Selon une enquête de SD Worx, une entreprise sur trois craint des tensions entre collègues, tandis que beaucoup attendent encore de savoir concrètement quelles règles leur seront imposées.
627 PME interrogées
Les PME belges entrent dans une zone d’incertitude sur la transparence salariale. La directive européenne devait être transposée dans le droit national pour le 7 juin 2026. Mais la Belgique n’a pas encore mis en place de cadre légal.
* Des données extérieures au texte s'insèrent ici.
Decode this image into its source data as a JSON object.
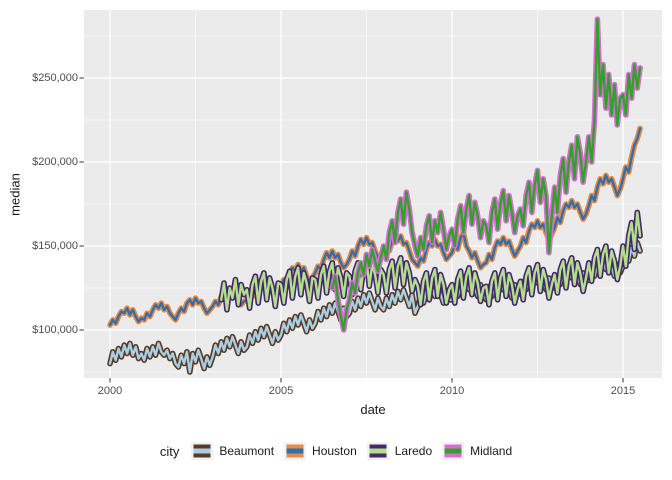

Résultat : les petites et moyennes entreprises avancent à vue, partagées entre attentisme, inquiétude et prudence.
Selon une enquête menée par SD Worx auprès de 627 PME en mars dernier, une PME sur trois redoute que la transparence salariale provoque des tensions sur le lieu de travail. Les craintes portent moins sur le principe même de la transparence que sur ses effets concrets dans l’entreprise : comparaisons entre collègues, sentiment d’injustice, agitation interne ou difficultés à expliquer certaines différences de rémunération.
Les salaires restent un sujet largement tabou
Malgré la pression européenne, les pratiques n’ont pas encore beaucoup changé. Près de huit PME sur dix déclarent constater peu ou pas d’impact sur la manière dont les salaires sont abordés en interne. Pour 49 % d’entre elles, on ne parle toujours pas des rémunérations dans l’entreprise. Pour 29 %, le débat se déroule surtout à l’extérieur, dans les médias ou dans l’opinion publique.